The OPTera package is at the heart of Nortel’s Personal Internet strategy and has allowed Shanghai Telecom to build an advanced parallel optical network supporting streaming media and other time critical transactions. Media streaming is very difficult to achieve over conventional Internet circuits. While Nortel’s state-of-the-art fibre-optic links will dramatically increase the bandwidth available to the city, that is not the feature that stands out for anyone looking to increase security in the face of new, increasingly sophisticated threats to China’s network security. Important components of the OPTera portfolio and key to the Personal Internet strategy are Nortel’s Shasta and Alteon products (53), which will enable Shanghai Telecom to offer customized Web services to businesses and consumers. Nortel’s "Personal Internet" strategy is all about personalizing content delivery services with a user-aware, content-aware network. This means that the network is designed to "think," that is to identify individual subscribers when they log on, matching names to IP addresses, and learning over time what content interests the subscriber.

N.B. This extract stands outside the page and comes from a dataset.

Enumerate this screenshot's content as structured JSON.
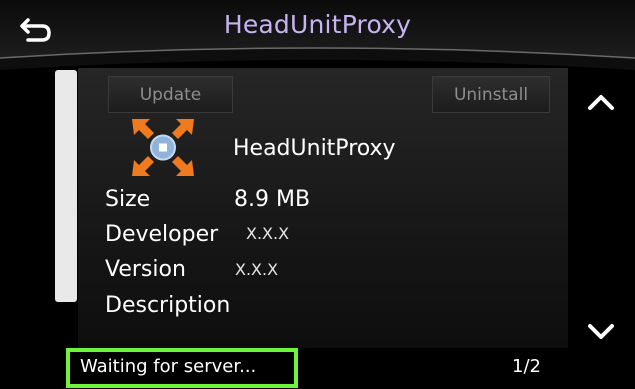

The Shasta 5000 BSN is designed to power the subscriber edge of the network, where "last mile" technologies like high-quality DSL meet the Internet backbone, and where broadband subscribers meet broadband services and content. Shasta is a universal aggregation point where conventional dial-up, DSL, fixed and mobile wireless, ATM/frame relay, and leased line connections all join the Internet. Shasta appeals to ST as a means to increase competitive advantage by becoming a value-added broadband services network. It appeals to Shanghai’s Public Security Bureau (PSB), the most advanced of China’s online police, because of a number of unique security properties it incorporates.
The Personal Internet strategy is presented to ST, as it is in the West, as a means to derive increased profits from its networks by, for example, offering security services or reselling data to other companies. This practice of reselling personal data, criticized by many privacy advocates, is explicitly ruled out in Nortel Networks own Privacy Statement. Nevertheless, the Personal Internet strategy depends on the network’s ability to match IP addresses to users’ demographic profiles.
Nortel believes that its Personal Internet strategy is the key to the future of the Internet, and has put the Personal Internet at the center of its latest publicity drive. It is remarkable that Nortel can enthusiastically promote business practices to other corporations that it claims to avoid in its own operations.
Nortel’s Personal Internet strategy enables Shanghai’s PSB to move beyond simply tracking Web hits to targeting specific audiences, and creating demographic profiles in real time. Such intelligent network distribution and delivery has a profound impact on user privacy. "Personal Internet" is a network that always "knows who you are."
Internet users coming onto the network via a range of broadband access technologies such as DSL, wireless and cable have security settings applied to them on a per subscriber basis. With an extraordinary level of packet processing, Shasta is one of the most powerful carrier-class platforms for managing network security. Mass market broadband introduces new security concerns with "always on" Internet connectivity. The Shasta 5000 BSN provides extensive firewall capabilities that are simple to provision, and enable constant monitoring of every individual’s traffic flow.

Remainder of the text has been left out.